Responsible, conscious choice is the road to authenticity and empowerment.
The choice not to choose is the choice to remain unconscious and disempowered – this often leads to a feeling of being controlled by another – or by a substance
If you have ever felt or thought:
“They always get what they want and I never get my way”, “What I want isn’t important” You have chosen to ignore your needs.
The truth is that you have sent someone the message that whatever it is, it wasn’t that important to you.
When considering a choice: We must take into account the potential consequences of our actions. Ask yourself:
“What will come from this choice?”
“Do I really want that?”
“Am I willing to accept the consequences of this choice?”
When you consider the consequences of your actions and remain conscious of your power and your right to choose your path, you have just made a responsible choice. Whatever the outcome you chose the best option for you at that time and there is no shame or need for guilt in that.
Choices are often made out of a need for security now and not for long term happiness or fullness of life. The choices you make from anger, jealousy or fear and the education that comes through self-doubt and anxiety costs you personal power. It drags you down and distances you from your goal of integrity and authenticity.
Choices made from love, forgiveness, humility and clarity and opening yourself to the wisdom of experience create power and authenticity. This gives you the strength to face life’s challenges head on without the need for defense mechanisms such as disordered eating, anger and denial.
In a nutshell the choices we make directly influence whether we gain or lose personal power.

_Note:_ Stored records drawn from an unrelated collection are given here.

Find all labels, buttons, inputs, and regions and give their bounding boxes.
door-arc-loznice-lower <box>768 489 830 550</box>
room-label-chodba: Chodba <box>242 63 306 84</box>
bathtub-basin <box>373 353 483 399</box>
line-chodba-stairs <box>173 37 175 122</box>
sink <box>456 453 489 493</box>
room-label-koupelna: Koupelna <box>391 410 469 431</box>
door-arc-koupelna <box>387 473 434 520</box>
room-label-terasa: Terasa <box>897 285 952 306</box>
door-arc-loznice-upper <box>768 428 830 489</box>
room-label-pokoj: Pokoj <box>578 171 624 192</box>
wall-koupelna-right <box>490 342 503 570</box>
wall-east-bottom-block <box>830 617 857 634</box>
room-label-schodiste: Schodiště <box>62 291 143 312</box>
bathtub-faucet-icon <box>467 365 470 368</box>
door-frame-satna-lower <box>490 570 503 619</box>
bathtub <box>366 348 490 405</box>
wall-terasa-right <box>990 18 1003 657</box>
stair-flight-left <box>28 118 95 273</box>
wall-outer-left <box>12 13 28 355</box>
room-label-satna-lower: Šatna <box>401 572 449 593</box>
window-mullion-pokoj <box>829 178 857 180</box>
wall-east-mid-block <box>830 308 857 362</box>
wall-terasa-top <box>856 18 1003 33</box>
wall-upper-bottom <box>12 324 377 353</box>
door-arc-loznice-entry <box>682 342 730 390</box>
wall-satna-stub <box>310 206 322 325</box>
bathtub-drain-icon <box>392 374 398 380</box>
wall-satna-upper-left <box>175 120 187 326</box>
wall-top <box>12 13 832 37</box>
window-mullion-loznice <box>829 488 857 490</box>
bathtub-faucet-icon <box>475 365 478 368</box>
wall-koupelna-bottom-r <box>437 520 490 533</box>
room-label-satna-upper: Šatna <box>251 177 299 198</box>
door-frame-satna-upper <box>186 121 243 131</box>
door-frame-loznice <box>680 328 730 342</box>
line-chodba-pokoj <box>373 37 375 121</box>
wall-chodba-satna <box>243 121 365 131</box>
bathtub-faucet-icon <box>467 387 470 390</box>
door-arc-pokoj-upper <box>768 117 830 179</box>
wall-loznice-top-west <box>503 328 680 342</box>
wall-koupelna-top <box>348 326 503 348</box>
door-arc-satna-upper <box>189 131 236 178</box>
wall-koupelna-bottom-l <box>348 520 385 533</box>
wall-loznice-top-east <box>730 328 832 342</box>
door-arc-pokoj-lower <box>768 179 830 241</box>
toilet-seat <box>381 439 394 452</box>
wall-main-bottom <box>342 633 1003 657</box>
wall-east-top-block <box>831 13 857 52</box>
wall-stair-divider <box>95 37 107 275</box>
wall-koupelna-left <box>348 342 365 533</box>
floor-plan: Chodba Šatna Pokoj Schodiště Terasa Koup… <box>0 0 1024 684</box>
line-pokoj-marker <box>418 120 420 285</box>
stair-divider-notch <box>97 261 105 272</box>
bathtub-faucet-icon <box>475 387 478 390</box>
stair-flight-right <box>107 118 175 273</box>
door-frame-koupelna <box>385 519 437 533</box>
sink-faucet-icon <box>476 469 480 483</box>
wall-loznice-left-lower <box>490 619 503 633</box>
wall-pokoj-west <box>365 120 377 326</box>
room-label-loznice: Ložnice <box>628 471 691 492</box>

What is a fragmented personality?
The fragmented personality is not content. It is continuously conflicting with different aspects of itself. Our response to those internal struggles determines the way that you will evolve, consciously or unconsciously, through fear and doubt or wisdom.

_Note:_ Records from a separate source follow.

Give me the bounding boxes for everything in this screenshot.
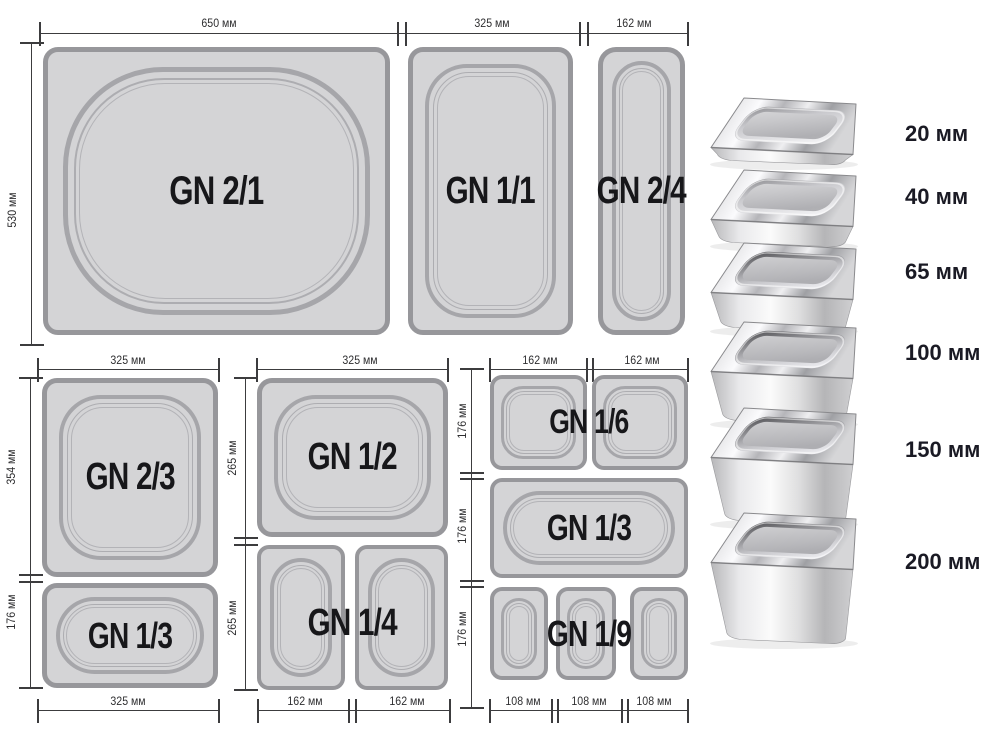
dimension-tick: [19, 574, 43, 576]
pan-inner-ring: [611, 394, 669, 451]
dimension-tick: [460, 478, 484, 480]
dimension-label-325: 325 мм: [328, 354, 392, 368]
pan-inner-ring: [378, 568, 425, 667]
dimension-line-bm-heights: [245, 378, 246, 690]
pan-outline-gn-2-3: [42, 378, 218, 577]
pan-outline-gn-2-1: [43, 47, 390, 335]
dimension-label-162: 162 мм: [508, 354, 572, 368]
dimension-tick: [687, 22, 689, 46]
dimension-tick: [355, 699, 357, 723]
dimension-label-265: 265 мм: [226, 586, 240, 650]
dimension-label-176: 176 мм: [456, 494, 470, 558]
dimension-label-176: 176 мм: [456, 597, 470, 661]
dimension-tick: [20, 344, 44, 346]
dimension-line-br-bottom: [490, 710, 688, 711]
dimension-tick: [397, 22, 399, 46]
dimension-tick: [234, 537, 258, 539]
dimension-label-162: 162 мм: [602, 17, 666, 31]
dimension-tick: [489, 358, 491, 382]
dimension-label-176: 176 мм: [5, 580, 19, 644]
dimension-label-530: 530 мм: [6, 178, 20, 242]
pan-outline-gn-1-4-right: [355, 545, 448, 690]
dimension-line-bm-bottom: [258, 710, 450, 711]
pan-inner-ring: [509, 394, 568, 451]
dimension-label-162: 162 мм: [273, 695, 337, 709]
pan-inner-ring: [286, 407, 419, 508]
dimension-tick: [234, 689, 258, 691]
dimension-tick: [687, 358, 689, 382]
pan-inner-ring: [437, 76, 544, 306]
pan-outline-gn-1-9-left: [490, 587, 548, 680]
dimension-line-bl-heights: [30, 378, 31, 688]
gn-size-diagram: 650 мм 325 мм 162 мм 530 мм GN 2/1 GN 1/…: [0, 0, 998, 734]
dimension-tick: [579, 22, 581, 46]
depth-label-40: 40 мм: [905, 183, 998, 211]
dimension-line-bl-bottom: [38, 710, 219, 711]
dimension-label-650: 650 мм: [187, 17, 251, 31]
dimension-line-bm-top: [257, 369, 448, 370]
dimension-label-176: 176 мм: [456, 389, 470, 453]
pan-inner-ring: [509, 606, 529, 661]
dimension-tick: [449, 699, 451, 723]
pan-inner-ring: [79, 83, 354, 299]
depth-label-20: 20 мм: [905, 120, 998, 148]
pan-inner-ring: [575, 606, 597, 661]
pan-outline-gn-1-4-left: [257, 545, 345, 690]
dimension-line-br-heights: [471, 369, 472, 708]
depth-label-150: 150 мм: [905, 436, 998, 464]
depth-label-65: 65 мм: [905, 258, 998, 286]
dimension-tick: [19, 377, 43, 379]
pan-outline-gn-1-9-right: [630, 587, 688, 680]
dimension-label-162: 162 мм: [610, 354, 674, 368]
pan-outline-gn-1-3-small: [490, 478, 688, 578]
pan-inner-ring: [280, 568, 322, 667]
pan-inner-ring: [622, 71, 661, 311]
dimension-label-325: 325 мм: [96, 695, 160, 709]
pan-outline-gn-1-1: [408, 47, 573, 335]
dimension-tick: [37, 699, 39, 723]
dimension-label-354: 354 мм: [5, 435, 19, 499]
dimension-tick: [592, 358, 594, 382]
dimension-label-108: 108 мм: [622, 695, 686, 709]
dimension-tick: [218, 358, 220, 382]
dimension-tick: [234, 377, 258, 379]
depth-label-100: 100 мм: [905, 339, 998, 367]
pan-illustration: [702, 505, 892, 657]
dimension-tick: [460, 368, 484, 370]
dimension-tick: [460, 707, 484, 709]
dimension-label-325: 325 мм: [460, 17, 524, 31]
pan-inner-ring: [649, 606, 669, 661]
pan-outline-gn-1-6-right: [592, 375, 688, 470]
dimension-tick: [587, 22, 589, 46]
dimension-label-108: 108 мм: [491, 695, 555, 709]
pan-outline-gn-2-4: [598, 47, 685, 335]
dimension-line-bl-top: [38, 369, 219, 370]
pan-outline-gn-1-9-middle: [556, 587, 616, 680]
dimension-tick: [20, 42, 44, 44]
dimension-tick: [257, 699, 259, 723]
dimension-tick: [447, 358, 449, 382]
dimension-line-top-widths: [40, 33, 688, 34]
pan-inner-ring: [513, 501, 665, 555]
dimension-label-108: 108 мм: [557, 695, 621, 709]
dimension-tick: [218, 699, 220, 723]
dimension-tick: [586, 358, 588, 382]
pan-outline-gn-1-2: [257, 378, 448, 537]
pan-outline-gn-1-3: [42, 583, 218, 688]
dimension-tick: [460, 586, 484, 588]
depth-label-200: 200 мм: [905, 548, 998, 576]
dimension-line-top-height: [31, 43, 32, 345]
dimension-label-325: 325 мм: [96, 354, 160, 368]
dimension-label-265: 265 мм: [226, 426, 240, 490]
dimension-tick: [19, 687, 43, 689]
dimension-tick: [348, 699, 350, 723]
dimension-tick: [460, 472, 484, 474]
dimension-tick: [234, 544, 258, 546]
pan-inner-ring: [71, 407, 189, 548]
dimension-label-162: 162 мм: [375, 695, 439, 709]
pan-outline-gn-1-6-left: [490, 375, 587, 470]
dimension-tick: [460, 580, 484, 582]
dimension-tick: [19, 581, 43, 583]
dimension-line-br-top: [490, 369, 688, 370]
dimension-tick: [405, 22, 407, 46]
pan-inner-ring: [66, 607, 194, 664]
pan-photo-200mm: [702, 505, 892, 657]
dimension-tick: [687, 699, 689, 723]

It requires effort to remain conscious during life’s struggles but it is easier than living through the consequences that follow a decision to act in anger, or selfishness or fear when you know that with each decision to act without compassion you will experience the discord, or fear, or anguish that you create in another.
Isn’t it worth it to project ahead to the probable consequences of your actions, at each point of choice, and see how you will feel in each instance, how you will feel about those consequences and if making that choice will foster love and compassion for yourself and for others.
Remember, if your goal is to become authentic and to have integrity, making conscious choice is a key part of this goal.
Take some time now and reflect on choices you have made in the past.
What choices have you made unconsciously in the past?
What was the result?
How did you feel about yourself as a result of the outcome of unconscious choice?
Have you ever made a conscious choice? Meaning, a choice that came from giving thought to the questions:
- What will come from this choice?
- Do I really want that?
- Am I willing to accept the consequences of this choice?
If you have what was the result?
Your consciousness does not guarantee that things will go your way but it does guarantee that you did everything you could to ensure that it was the right thing for you at that time. Knowing this means that we have no grounds for self-recrimination or shame for a choice that didn’t work out.
Make an effort over the next week to ask your self these 3 questions when faced with a choice that can have consequences on the future. (Keep in mind, this process doesn’t pertain to just the “big” events in our lives, even not brushing your teeth has consequences!)